I’ve driven some of those big 12-cylinder Ferraris. Put simply, they’re kinda clunky. They’re hard work to drive, and they don’t really make sense unless you are bombing at a breakneck rate (under which circumstances they make all the sense in the world, but that’s a story for another time). Whereas this much older Porsche was an absolute delight, at any speed. The clutch is super easy to read, the shifter is typical vintage-car-long in its throws, but with a light, delicate action that’s endlessly satisfying.
One of Porsche’s hallmarks has always been magnificent steering feel, and it began here. Even without powered assistance of any kind, there’s so little weight over the front end that the dainty, thin-rimmed steering wheel is softly weighted and incredibly talkative. It’s so easy to read, and it leads to a car that’s exceedingly entertaining to wind up through the gears and pitch through a corner.

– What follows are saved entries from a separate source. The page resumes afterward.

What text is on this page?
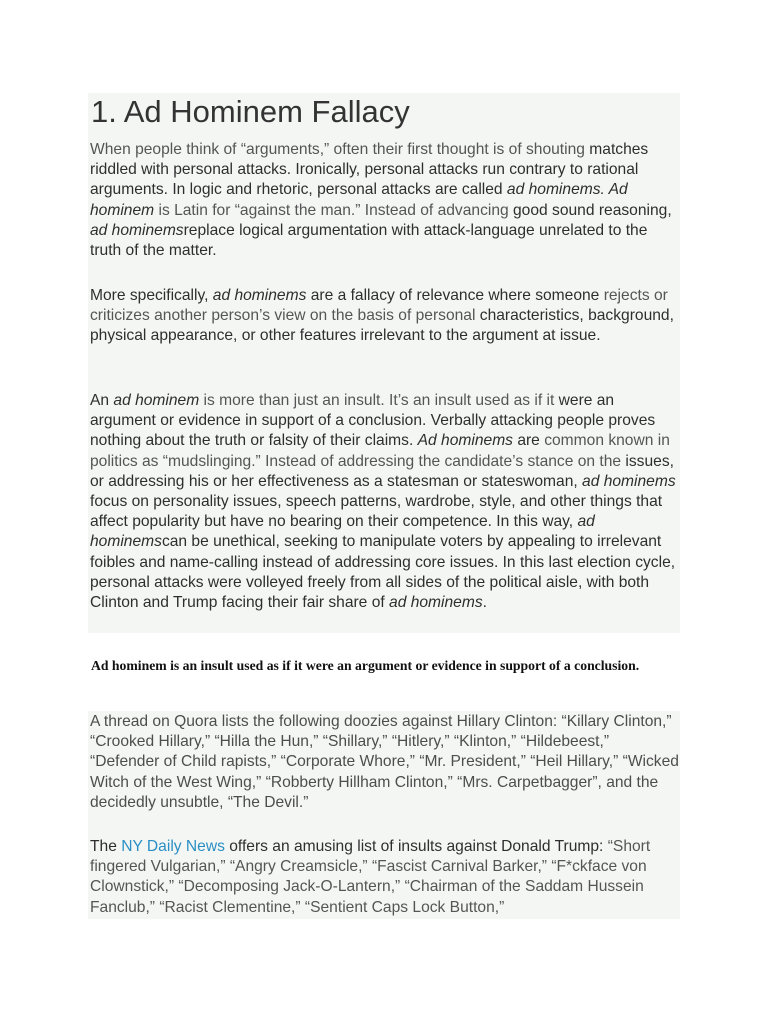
1. Ad Hominem Fallacy

When people think of “arguments,” often their first thought is of shouting matches riddled with personal attacks. Ironically, personal attacks run contrary to rational arguments. In logic and rhetoric, personal attacks are called ad hominems. Ad hominem is Latin for “against the man.” Instead of advancing good sound reasoning, ad hominemsreplace logical argumentation with attack-language unrelated to the truth of the matter.

More specifically, ad hominems are a fallacy of relevance where someone rejects or criticizes another person’s view on the basis of personal characteristics, background, physical appearance, or other features irrelevant to the argument at issue.

An ad hominem is more than just an insult. It’s an insult used as if it were an argument or evidence in support of a conclusion. Verbally attacking people proves nothing about the truth or falsity of their claims. Ad hominems are common known in politics as “mudslinging.” Instead of addressing the candidate’s stance on the issues, or addressing his or her effectiveness as a statesman or stateswoman, ad hominems focus on personality issues, speech patterns, wardrobe, style, and other things that affect popularity but have no bearing on their competence. In this way, ad hominemscan be unethical, seeking to manipulate voters by appealing to irrelevant foibles and name-calling instead of addressing core issues. In this last election cycle, personal attacks were volleyed freely from all sides of the political aisle, with both Clinton and Trump facing their fair share of ad hominems.

Ad hominem is an insult used as if it were an argument or evidence in support of a conclusion.

A thread on Quora lists the following doozies against Hillary Clinton: “Killary Clinton,” “Crooked Hillary,” “Hilla the Hun,” “Shillary,” “Hitlery,” “Klinton,” “Hildebeest,” “Defender of Child rapists,” “Corporate Whore,” “Mr. President,” “Heil Hillary,” “Wicked Witch of the West Wing,” “Robberty Hillham Clinton,” “Mrs. Carpetbagger”, and the decidedly unsubtle, “The Devil.”

The NY Daily News offers an amusing list of insults against Donald Trump: “Short fingered Vulgarian,” “Angry Creamsicle,” “Fascist Carnival Barker,” “F*ckface von Clownstick,” “Decomposing Jack-O-Lantern,” “Chairman of the Saddam Hussein Fanclub,” “Racist Clementine,” “Sentient Caps Lock Button,”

It’s generally ergonomically sound, too. The driving position is typical Porsche-excellent, and visibility is terrific, as you sit close to the curved windscreen and have a panoramic view of the road from your cozy cockpit. You can really feel the family resemblance to the decades of 911 that followed. The pedals are typical Porsche, perfectly set up for heel-and-toe downshifting. The only real hang-up is the response from the brake pedal; disc brakes didn’t come to Porsche until 1964, and while the 356B’s pedal is firm and fairly linear, they are not at all reassuring when you start pushing further into it.
The 356B is surprisingly comfortable too, with its low mass and classic pillowy tires leading to impressive ride quality. The lithe teardrop shape slices through the air, and as such, there’s remarkably little wind noise, too. It’s screwed together impeccably well, and every single material and piece of switchgear feels durable, almost like Porsche expected these cars to be well used and driven hard for decades. More than a few of these cars famously reached incredibly high mileage readings over the years, with one being well over a million miles.

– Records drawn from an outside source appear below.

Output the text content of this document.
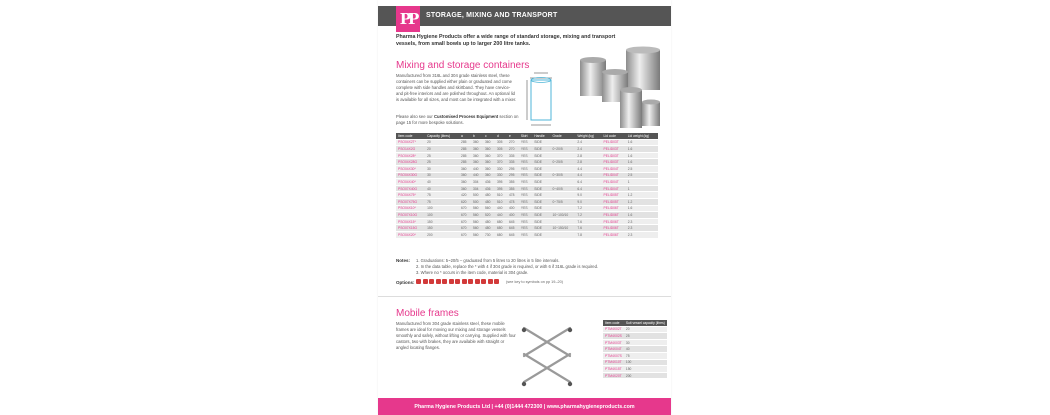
PP	STORAGE, MIXING AND TRANSPORT
Pharma Hygiene Products offer a wide range of standard storage, mixing and transport vessels, from small bowls up to larger 200 litre tanks.
Mixing and storage containers
Manufactured from 316L and 304 grade stainless steel, these containers can be supplied either plain or graduated and come complete with side handles and skirtband. They have crevice- and pit-free interiors and are polished throughout. An optional lid is available for all sizes, and most can be integrated with a mixer.
Please also see our Customised Process Equipment section on page 15 for more bespoke solutions.
Item code	Capacity (litres)	a	b	c	d	e	Skirt	Handle	Grade	Weight (kg)	Lid code	Lid weight (kg)
PSO04X2T*	20	285	360	360	305	270	YES	SIDE		2.4	PELID03T	1.6
PSO14X2G	20	285	360	360	305	270	YES	SIDE	0~20/5	2.4	PELID03T	1.6
PSO04X28*	25	285	360	360	370	335	YES	SIDE		2.8	PELID03T	1.6
PSO04X28G	25	285	360	360	370	335	YES	SIDE	0~25/5	2.8	PELID03T	1.6
PSO04X30*	30	360	440	360	330	295	YES	SIDE		4.4	PELID04T	2.5
PSO04X30G	30	360	440	360	330	295	YES	SIDE	0~30/5	4.4	PELID04T	2.5
PSO04X40*	40	360	304	436	395	355	YES	SIDE		6.4	PELID04T	1
PSO07X40G	40	360	304	436	395	355	YES	SIDE	0~40/5	6.4	PELID04T	1
PSO04X75*	75	420	500	480	510	478	YES	SIDE		9.0	PELID05T	1.2
PSO07X75G	75	620	500	480	510	478	YES	SIDE	0~75/5	9.0	PELID05T	1.2
PSO04X10*	100	670	560	560	440	400	YES	SIDE		7.2	PELID06T	1.6
PSO07X10G	100	670	560	520	440	400	YES	SIDE	10~100/10	7.2	PELID06T	1.6
PSO04X15*	150	670	560	480	680	645	YES	SIDE		7.6	PELID06T	2.3
PSO07X15G	150	670	560	480	680	645	YES	SIDE	10~150/10	7.6	PELID06T	2.3
PSO04X20*	200	670	560	730	680	645	YES	SIDE		7.8	PELID06T	2.3
Notes: 1. Graduations: 5~20/5 – graduated from 5 litres to 20 litres in 5 litre intervals.
2. In the data table, replace the * with 4 if 304 grade is required, or with 6 if 316L grade is required.
3. Where no * occurs in the item code, material is 304 grade.
Options:	(see key to symbols on pp 19–20)
Mobile frames
Manufactured from 304 grade stainless steel, these mobile frames are ideal for moving our mixing and storage vessels smoothly and safely, without lifting or carrying. Supplied with four castors, two with brakes, they are available with straight or angled locating flanges.
Item code	Suit vessel capacity (litres)
PTM4X02T	20
PTM4X02S	25
PTM4X03T	30
PTM4X04T	40
PTM4X07S	75
PTM4X10T	100
PTM4X15T	150
PTM4X20T	200
Pharma Hygiene Products Ltd | +44 (0)1444 472300 | www.pharmahygieneproducts.com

Now having experienced one, I totally get why the 356 is so adored, and in some cases, still driven regularly. I remember recently seeing a couple parked in driveways in the canyons above Malibu, and was even passed by a Speedster that obviously knew the terrain better than I did. I can scarcely imagine a better chariot for such an environment. It’s such a satisfying, delightful, and easy car to helm that I didn’t want to stop driving it.
At the beginning of this project, Ferry Porsche estimated they might be able to sell 1,500 cars. In 1954, their first year of exporting to the US, they shifted 10,000, and the final number ended up being around 76,000 by the time the 356 was phased out in 1965. It may have begun as a Hail Mary to save the family business, and it may be able to trace its roots to the humble People’s Car, but what Ferry turned it into — both in this 1963 Porsche 356B Super, and the pantheon of world-beating sports and racing cars that followed — is the literal stuff of legend.